Reid tells us what people do and Hume and Kant tell us what we should do to a greater or lesser extent. The message is clear. Don’t believe everything that you hear or read.  Watch out for the tricksters.

Philosopher-comedian Emily Levine talks (hilariously) about science, math, society and the way everything connects. She’s a brilliant trickster, poking holes in our fixed ideas and bringing hidden truths to light. Settle in and let her ping your brain.

Can I believe my own eyes? Maybe not.

The amazing Dave Cremin performs an impossible card trick in Times Square.

I am not going to become the greatest sceptic overnight but I believe I should question more than I do. As to what is the natural order of man I think and I hope we are naturally truthful and trusting.



  1. […] Philosophy Week five – Testimony (louisecharente.wordpress.com) […]

  2. gbl55 says:

    Greatly enjoyed! The Emily Levine video is hilarious. (Couldn’t find the bad language in the Hume one though – maybe relativism applies!) I’m the opposite of you – I question too much and tend to be far too cynical. (Was called a “Mean Scotsman” by one of these ‘ex-prisoners’ who call touting cheap stuff from a suitcase!) This week’s material was really interesting though I find it difficult to separate out philosophical content per se from what seems to lie more naturally in the realms of psychology or in this case, history. Gordon

    • Louise Taylor says:

      Thank you Gordon. I found that video wonderful as well. It made me want to watch more of her as I had never heard of her as a comedian before.
      I think this week has been interesting. I am not sure where the boundaries are between philosophy and psychology. It does seem though that the same points about governments and society have been made for hundreds of years and that nothing has changed.
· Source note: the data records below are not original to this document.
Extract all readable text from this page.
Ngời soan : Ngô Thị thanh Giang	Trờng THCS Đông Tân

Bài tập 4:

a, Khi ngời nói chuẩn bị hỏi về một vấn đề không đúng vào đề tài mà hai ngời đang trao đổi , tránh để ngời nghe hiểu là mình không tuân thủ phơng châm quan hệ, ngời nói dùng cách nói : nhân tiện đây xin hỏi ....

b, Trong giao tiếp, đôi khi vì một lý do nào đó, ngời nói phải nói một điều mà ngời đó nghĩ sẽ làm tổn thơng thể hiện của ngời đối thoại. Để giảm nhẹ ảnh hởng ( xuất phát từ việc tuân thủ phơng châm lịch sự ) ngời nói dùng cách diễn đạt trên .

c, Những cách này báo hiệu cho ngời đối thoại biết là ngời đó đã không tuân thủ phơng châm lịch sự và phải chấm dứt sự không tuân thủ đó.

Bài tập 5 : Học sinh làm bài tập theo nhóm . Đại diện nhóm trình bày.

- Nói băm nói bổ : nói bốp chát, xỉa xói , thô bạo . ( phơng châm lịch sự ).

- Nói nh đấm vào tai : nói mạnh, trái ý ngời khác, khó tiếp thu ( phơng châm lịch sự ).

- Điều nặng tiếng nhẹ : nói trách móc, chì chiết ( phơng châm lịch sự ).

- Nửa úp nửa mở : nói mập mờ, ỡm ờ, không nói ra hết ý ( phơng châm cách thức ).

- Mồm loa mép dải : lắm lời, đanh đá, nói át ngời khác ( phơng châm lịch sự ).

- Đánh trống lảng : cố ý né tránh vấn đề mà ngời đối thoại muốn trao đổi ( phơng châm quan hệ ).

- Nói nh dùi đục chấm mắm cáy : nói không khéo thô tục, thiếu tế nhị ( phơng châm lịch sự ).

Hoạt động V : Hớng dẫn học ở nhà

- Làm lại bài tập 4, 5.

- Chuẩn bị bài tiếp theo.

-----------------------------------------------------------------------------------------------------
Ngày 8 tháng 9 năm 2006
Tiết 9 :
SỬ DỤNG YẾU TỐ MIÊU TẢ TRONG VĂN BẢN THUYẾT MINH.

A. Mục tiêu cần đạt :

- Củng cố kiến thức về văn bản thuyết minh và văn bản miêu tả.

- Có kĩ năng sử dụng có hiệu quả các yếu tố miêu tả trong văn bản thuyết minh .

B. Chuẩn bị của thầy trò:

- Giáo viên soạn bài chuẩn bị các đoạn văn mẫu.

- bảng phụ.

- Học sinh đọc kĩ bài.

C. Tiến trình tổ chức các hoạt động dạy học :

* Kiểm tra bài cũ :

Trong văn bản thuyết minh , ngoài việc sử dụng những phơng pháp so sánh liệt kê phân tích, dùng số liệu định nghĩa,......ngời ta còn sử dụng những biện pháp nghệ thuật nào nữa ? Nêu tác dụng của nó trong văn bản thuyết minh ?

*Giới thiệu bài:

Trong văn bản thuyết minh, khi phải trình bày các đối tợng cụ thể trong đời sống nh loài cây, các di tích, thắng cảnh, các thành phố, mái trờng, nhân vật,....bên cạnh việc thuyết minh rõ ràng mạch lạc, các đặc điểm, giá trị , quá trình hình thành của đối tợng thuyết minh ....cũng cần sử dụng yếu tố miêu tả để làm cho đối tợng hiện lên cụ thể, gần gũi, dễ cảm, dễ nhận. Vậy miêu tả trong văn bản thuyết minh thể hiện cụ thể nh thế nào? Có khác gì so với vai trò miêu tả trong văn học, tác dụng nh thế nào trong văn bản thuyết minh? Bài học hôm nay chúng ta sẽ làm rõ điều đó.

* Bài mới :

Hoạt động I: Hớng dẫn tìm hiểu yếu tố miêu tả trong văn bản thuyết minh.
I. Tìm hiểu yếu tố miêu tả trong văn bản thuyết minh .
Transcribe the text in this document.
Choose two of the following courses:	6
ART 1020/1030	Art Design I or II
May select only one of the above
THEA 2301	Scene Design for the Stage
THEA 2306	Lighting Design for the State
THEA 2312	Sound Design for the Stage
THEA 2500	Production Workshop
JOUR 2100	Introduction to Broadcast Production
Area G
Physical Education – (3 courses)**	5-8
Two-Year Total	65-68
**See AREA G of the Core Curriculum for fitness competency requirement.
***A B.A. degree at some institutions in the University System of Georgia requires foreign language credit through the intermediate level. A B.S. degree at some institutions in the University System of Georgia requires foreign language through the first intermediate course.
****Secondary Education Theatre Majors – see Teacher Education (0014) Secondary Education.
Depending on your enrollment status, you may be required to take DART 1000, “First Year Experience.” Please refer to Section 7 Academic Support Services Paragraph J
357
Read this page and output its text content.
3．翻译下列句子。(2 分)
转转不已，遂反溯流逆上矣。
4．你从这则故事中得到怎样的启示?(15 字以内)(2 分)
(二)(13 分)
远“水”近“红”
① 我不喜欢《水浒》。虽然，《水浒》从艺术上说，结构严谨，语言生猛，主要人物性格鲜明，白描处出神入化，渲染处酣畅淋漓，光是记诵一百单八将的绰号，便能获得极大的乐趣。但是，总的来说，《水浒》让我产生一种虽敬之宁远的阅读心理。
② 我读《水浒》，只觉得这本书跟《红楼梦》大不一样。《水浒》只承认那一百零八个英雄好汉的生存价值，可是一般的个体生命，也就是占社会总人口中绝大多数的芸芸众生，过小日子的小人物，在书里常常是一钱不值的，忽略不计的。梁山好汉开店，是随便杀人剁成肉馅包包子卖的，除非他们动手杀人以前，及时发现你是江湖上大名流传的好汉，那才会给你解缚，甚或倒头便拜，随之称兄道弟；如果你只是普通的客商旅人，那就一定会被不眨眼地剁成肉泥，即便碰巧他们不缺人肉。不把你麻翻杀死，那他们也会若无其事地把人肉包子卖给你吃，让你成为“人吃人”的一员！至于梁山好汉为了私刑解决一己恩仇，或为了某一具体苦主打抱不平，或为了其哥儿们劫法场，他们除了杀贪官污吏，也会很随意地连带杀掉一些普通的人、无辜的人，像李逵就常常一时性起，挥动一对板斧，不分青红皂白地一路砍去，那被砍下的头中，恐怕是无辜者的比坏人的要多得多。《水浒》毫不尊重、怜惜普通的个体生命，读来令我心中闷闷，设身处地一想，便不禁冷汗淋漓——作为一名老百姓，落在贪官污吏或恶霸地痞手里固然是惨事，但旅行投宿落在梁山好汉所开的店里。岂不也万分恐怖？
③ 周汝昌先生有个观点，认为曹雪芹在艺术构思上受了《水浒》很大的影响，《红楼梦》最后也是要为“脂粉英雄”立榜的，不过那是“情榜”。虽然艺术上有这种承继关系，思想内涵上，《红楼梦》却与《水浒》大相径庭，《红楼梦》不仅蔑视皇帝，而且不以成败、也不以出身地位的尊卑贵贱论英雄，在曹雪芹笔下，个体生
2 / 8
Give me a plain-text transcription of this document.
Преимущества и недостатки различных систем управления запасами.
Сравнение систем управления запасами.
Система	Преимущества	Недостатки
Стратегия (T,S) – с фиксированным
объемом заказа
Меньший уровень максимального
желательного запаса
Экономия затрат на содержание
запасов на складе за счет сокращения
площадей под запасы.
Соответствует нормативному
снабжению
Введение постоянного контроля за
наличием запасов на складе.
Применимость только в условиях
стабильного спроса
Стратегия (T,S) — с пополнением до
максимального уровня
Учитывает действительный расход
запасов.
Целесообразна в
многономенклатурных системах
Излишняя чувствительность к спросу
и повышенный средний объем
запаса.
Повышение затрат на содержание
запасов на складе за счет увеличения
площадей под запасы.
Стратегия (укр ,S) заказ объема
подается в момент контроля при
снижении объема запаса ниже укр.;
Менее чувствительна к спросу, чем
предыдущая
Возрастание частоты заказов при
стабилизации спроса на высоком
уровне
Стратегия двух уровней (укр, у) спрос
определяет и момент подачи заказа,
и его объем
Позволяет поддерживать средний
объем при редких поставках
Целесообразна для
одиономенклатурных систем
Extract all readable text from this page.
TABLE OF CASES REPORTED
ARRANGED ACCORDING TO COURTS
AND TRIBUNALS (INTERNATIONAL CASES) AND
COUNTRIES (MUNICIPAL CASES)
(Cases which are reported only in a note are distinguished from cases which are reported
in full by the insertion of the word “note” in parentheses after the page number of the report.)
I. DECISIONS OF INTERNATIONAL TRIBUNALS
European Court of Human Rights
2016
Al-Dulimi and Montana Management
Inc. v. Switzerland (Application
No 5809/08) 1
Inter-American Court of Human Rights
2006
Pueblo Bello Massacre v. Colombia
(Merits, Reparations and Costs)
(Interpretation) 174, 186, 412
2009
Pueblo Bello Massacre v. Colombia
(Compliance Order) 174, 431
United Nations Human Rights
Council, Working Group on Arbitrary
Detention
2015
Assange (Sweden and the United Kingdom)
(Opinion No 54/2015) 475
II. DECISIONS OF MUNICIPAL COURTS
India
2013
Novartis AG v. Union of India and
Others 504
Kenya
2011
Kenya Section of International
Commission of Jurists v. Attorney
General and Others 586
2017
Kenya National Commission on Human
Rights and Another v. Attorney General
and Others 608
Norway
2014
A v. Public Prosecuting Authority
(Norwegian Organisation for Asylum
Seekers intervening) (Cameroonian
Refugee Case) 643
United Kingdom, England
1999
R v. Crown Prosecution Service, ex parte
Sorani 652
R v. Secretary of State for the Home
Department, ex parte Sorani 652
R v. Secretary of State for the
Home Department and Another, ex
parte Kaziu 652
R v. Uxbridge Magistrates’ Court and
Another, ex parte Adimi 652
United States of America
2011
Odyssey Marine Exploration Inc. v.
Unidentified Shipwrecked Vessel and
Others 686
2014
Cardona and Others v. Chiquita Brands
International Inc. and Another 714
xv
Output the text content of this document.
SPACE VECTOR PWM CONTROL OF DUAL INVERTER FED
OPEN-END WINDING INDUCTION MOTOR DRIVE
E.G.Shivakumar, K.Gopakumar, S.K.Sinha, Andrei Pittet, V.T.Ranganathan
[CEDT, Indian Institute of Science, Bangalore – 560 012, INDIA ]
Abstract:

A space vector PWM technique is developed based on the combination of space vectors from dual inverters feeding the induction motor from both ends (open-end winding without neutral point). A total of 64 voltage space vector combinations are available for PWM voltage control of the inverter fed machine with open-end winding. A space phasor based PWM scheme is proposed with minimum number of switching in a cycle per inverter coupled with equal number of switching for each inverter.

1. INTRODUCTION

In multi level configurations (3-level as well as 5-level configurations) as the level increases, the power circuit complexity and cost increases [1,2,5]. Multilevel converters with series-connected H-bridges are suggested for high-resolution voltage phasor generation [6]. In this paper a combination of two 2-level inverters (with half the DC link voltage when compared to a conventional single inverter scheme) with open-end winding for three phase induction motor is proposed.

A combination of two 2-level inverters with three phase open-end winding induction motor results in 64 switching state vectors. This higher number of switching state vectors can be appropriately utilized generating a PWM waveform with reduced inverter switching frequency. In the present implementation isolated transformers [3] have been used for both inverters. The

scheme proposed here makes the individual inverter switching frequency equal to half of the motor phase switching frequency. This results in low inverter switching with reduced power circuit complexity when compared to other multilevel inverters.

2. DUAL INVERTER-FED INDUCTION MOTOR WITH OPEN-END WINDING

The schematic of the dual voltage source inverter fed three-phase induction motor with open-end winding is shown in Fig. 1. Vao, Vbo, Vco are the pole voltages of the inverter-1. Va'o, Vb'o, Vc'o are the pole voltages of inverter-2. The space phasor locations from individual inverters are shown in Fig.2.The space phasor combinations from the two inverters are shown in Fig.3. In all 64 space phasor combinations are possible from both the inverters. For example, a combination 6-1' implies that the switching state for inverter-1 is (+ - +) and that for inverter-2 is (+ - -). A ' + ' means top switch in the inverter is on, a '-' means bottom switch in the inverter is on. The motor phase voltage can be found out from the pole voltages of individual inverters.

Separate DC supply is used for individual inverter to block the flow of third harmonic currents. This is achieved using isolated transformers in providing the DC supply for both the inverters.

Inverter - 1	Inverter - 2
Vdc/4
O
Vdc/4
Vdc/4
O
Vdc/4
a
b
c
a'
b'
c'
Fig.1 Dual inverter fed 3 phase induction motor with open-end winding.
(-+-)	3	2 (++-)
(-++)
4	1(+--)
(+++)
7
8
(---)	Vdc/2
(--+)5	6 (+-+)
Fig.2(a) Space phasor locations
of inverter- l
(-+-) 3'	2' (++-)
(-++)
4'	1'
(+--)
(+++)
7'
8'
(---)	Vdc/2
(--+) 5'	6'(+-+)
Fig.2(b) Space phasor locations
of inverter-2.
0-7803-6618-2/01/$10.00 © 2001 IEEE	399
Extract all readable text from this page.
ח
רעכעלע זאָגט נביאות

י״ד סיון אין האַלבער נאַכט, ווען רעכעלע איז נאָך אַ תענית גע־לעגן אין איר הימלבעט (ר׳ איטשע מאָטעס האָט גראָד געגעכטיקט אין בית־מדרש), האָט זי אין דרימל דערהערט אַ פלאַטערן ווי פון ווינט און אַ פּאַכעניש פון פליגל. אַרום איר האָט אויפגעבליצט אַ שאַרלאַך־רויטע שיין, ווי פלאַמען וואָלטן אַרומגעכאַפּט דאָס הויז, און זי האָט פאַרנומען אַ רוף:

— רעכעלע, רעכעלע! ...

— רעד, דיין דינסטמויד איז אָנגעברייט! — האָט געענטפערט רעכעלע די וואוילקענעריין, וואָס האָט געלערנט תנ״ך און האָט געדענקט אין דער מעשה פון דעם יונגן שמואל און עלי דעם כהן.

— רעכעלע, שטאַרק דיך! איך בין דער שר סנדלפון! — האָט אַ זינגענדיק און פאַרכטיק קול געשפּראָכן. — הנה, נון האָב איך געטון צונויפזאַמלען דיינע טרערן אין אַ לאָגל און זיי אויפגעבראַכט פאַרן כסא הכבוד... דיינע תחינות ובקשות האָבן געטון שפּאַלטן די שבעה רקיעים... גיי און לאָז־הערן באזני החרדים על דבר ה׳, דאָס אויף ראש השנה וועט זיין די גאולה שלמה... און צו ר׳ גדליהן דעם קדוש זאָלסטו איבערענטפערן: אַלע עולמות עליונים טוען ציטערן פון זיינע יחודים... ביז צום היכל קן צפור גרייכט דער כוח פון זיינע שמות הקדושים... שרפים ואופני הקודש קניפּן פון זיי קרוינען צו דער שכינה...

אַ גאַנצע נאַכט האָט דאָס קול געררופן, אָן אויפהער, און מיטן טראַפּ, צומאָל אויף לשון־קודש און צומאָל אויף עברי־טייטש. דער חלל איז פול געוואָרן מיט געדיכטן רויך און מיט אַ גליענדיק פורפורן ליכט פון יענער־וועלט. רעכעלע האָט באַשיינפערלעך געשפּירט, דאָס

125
  3. […] To be fair, the same could also be said of some of Hume’s beliefs judging from a video on Louise Taylor’s excellent blog. I’m beginning to think that all philosophers tend to push the boundaries of common sense a […]

  4. angela says:

    Enjoyed your post very much — it reminds me that I started last weeks quiz and never finished! As for being a skeptic, meh, I generally believe nothing, ergo, I find it all quite interesting. Hmmm…perhaps I should ask you to fund my Coursera edu – you see, it costs lots of money which I do not have… cheers ~ a

    • Louise Taylor says:

      Thank you. I am glad you like it. I am beginning to doubt everything with this course. There was a new spate of emails recently which replaced the rich Africans wanting to give money away. These came from a friends email address and said they were stranded in a foreign country. I know they are fake as all my friends can spell and have a fairly good grasp of sentence construction. The first time I received on thought I really thought my friend was stranded and had just lost her marbles.

  5. VanessaVaile says:

    For some reason the example of children believing adults reminds me of a recent science article about Capuchin monkeys not taking treats people they had seen be mean and unhelpful. Of course, they probably read body language better than people. Reid might have been onto something without knowing what.